La "coupe debout" était une grande coupe en métal précieux. Lorsque le navire commençait à glisser sur la rampe, le responsable officiel prenait une gorgée cérémonielle de vin dans la coupe et versait le reste sur le pont ou par-dessus la proue. Généralement, la coupe était jetée par-dessus bord et appartenait au chanceux qui la récupérait.

À mesure que les Marines devenaient plus importantes et que les lancements devenaient plus fréquents, l'économie dictait que la coûteuse coupe soit récupérée dans un filet pour être réutilisée lors d'autres lancements.
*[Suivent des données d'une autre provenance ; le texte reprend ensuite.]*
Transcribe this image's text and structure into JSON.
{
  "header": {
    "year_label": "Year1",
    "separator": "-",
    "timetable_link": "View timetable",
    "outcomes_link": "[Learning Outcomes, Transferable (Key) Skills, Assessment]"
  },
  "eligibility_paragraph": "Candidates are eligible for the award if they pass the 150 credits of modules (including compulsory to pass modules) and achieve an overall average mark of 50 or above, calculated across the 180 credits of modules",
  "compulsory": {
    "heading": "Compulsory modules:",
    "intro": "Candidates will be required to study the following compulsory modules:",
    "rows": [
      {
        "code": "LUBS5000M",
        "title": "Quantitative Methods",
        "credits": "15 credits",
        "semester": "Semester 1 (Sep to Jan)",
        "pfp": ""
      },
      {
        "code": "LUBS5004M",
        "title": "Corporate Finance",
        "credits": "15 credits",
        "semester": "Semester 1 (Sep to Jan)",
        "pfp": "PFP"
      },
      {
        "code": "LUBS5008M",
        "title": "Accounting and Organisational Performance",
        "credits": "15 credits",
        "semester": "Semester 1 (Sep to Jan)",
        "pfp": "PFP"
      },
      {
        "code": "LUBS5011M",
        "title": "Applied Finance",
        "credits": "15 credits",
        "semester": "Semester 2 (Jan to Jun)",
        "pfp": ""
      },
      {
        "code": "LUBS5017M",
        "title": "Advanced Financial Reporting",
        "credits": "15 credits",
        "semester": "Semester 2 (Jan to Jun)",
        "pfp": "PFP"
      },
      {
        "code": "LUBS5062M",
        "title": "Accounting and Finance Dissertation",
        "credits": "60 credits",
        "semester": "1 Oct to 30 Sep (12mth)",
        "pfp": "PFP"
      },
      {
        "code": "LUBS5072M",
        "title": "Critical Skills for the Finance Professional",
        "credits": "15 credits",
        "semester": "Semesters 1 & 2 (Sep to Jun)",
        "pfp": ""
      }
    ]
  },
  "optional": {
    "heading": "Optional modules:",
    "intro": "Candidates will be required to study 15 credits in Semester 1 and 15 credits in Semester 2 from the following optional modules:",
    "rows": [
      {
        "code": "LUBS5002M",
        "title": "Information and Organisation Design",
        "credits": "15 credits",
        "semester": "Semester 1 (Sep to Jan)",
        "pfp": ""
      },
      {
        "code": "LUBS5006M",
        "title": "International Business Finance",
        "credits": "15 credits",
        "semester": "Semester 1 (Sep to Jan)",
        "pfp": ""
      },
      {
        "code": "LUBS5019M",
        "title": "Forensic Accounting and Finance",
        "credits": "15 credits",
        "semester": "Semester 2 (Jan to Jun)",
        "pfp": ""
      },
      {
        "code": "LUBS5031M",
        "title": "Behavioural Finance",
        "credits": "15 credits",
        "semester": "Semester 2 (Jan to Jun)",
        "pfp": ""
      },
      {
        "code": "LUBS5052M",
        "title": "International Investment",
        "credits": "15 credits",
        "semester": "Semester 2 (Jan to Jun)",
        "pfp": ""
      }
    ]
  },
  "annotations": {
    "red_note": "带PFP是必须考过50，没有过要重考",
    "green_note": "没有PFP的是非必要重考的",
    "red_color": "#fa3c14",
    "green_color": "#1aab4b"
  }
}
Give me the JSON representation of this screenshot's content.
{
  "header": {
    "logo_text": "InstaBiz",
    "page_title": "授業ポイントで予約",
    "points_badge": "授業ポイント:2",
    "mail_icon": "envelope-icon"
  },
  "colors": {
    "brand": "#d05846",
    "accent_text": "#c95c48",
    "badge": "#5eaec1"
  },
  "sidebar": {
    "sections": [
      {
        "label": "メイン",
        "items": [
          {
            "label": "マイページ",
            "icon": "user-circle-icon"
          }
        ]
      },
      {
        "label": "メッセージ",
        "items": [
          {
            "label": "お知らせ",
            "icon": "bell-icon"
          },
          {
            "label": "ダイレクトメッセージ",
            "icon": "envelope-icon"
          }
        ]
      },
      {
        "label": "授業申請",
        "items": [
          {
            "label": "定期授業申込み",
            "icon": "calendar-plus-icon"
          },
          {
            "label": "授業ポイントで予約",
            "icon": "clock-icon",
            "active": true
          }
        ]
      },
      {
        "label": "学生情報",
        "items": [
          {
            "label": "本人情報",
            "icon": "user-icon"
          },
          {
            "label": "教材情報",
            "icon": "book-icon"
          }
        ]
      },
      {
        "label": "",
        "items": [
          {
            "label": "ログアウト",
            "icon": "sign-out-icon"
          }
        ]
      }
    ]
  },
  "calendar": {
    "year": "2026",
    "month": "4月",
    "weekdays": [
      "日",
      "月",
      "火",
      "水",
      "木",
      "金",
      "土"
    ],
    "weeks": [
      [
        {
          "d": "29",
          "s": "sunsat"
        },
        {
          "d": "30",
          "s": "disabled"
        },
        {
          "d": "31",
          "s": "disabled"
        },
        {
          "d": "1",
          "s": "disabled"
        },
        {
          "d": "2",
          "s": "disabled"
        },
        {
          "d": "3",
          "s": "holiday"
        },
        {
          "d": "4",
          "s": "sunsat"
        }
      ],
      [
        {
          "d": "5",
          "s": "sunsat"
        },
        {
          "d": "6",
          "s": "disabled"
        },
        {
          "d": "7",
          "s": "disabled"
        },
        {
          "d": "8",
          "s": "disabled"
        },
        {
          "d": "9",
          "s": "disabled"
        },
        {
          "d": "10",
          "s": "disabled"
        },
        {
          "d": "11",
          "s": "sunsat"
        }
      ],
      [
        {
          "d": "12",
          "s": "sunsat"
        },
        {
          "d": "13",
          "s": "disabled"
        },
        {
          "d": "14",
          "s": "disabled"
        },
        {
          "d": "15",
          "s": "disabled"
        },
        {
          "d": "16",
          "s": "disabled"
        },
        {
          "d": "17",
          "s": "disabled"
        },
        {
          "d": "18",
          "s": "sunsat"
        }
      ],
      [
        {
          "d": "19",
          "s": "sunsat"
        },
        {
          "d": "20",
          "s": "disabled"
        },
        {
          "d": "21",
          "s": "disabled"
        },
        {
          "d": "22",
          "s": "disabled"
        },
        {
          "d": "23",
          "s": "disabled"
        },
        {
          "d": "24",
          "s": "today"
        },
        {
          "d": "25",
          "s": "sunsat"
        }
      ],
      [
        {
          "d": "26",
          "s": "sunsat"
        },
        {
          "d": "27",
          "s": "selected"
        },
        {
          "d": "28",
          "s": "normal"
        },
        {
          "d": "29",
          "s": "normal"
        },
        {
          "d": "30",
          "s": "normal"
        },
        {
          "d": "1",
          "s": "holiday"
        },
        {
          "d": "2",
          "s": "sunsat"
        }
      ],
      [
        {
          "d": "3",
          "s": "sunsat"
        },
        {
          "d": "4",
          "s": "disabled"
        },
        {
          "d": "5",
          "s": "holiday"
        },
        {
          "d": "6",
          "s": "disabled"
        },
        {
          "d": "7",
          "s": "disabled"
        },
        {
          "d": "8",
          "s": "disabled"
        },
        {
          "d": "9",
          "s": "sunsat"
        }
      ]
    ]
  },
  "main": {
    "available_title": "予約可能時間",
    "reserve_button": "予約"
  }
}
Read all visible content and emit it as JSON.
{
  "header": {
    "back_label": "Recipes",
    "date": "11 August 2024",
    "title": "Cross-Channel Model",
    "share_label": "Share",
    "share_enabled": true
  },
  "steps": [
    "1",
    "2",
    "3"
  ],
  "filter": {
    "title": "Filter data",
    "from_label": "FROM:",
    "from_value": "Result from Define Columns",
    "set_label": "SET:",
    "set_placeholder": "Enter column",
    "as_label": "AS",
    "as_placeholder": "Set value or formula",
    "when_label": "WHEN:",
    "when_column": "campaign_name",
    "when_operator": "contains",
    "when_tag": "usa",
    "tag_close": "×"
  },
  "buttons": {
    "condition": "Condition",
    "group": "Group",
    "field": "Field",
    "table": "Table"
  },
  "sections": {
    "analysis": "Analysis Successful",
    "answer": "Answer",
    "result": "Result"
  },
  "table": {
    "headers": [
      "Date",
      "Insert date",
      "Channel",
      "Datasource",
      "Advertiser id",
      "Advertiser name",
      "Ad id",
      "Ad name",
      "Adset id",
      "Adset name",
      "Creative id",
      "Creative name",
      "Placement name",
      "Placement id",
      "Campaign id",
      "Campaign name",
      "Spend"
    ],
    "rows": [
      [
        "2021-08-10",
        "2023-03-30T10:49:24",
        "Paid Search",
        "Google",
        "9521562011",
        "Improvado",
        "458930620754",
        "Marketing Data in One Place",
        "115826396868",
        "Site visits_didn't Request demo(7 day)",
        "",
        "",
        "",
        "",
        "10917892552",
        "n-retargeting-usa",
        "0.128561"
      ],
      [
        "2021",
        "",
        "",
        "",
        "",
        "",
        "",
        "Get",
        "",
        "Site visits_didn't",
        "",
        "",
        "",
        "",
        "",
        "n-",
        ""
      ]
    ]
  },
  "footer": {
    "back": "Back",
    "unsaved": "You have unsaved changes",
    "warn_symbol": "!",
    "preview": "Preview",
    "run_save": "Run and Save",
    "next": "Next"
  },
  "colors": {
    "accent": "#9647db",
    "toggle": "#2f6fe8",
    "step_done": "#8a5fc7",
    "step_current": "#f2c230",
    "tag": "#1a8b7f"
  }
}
À la fin du XVIIe siècle en Grande-Bretagne, la cérémonie de la "coupe debout" fût remplacée par la pratique de casser une bouteille sur la proue.

Changer les conventions

La tradition de la bouteille brisée viendrait de Miss Lavinia Fannig Watson, fille de la haute société de Philadelphie, qui aurait brisé pour la première fois une bouteille de vin et d'eau sur un sloop de guerre, le Germantown en 1846.

USS Germantown © US Naval History and Heritage Command photo # NH 68212
USS Germantown © US Naval History and Heritage Command photo # NH 68212

Le triomphe du champagne

Aujourd'hui, le champagne a conquis le rôle central dans la bénédiction des bateaux. Associé au bonheur et à la chance, il a relégué les rites païens sanguinaires au passé. La marraine du bateau brise une bouteille, prononçant quelques mots pour souhaiter une bonne navigation. Afin de porter bonheur au bateau, la bouteille doit se briser du premier coup sur la coque.

En général, les bouteilles sont légèrement sciées à l'avance et on préfère désormais les frapper contre l'ancre pour ne pas abîmer la coque. Pour éviter que la bouteille refuse de se briser sur la coque, gage de malheur assuré, il convient de la lancer à grande vitesse, afin qu'elle se casse et que la mousse se répande sur la coque. Le choc doit être bruyant pour éloigner les mauvais esprits.

Baptême d'un Imoca
Traditionnelle cérémonie de lancement d'un Imoca

Définir les rôles

Quant à la tradition des marraines, elle est née du rapprochement symbolique entre la bénédiction d'un bateau et le baptême des enfants de la tradition catholique. Si auparavant la marraine du bateau était généralement la femme du propriétaire, dorénavant, les armateurs, sponsors et skippers ont pris l'habitude de faire appel à des célébrités ou marins réputés.

Une tradition française

On croit pouvoir établir que c'est en France, au cours du XVIIIe siècle, que la bénédiction au champagne des navires a été instauré, et devint une habitude rapidement suivie dans les autres pays. Au lancement du premier transatlantique moderne, le Great Britain, le 19 juillet 1843, une foule de trente mille personnes, incluant le prince Albert de Saxe-Cobourg, grand-père de l'empereur d'Allemagne et époux de la reine Victoria, était présente.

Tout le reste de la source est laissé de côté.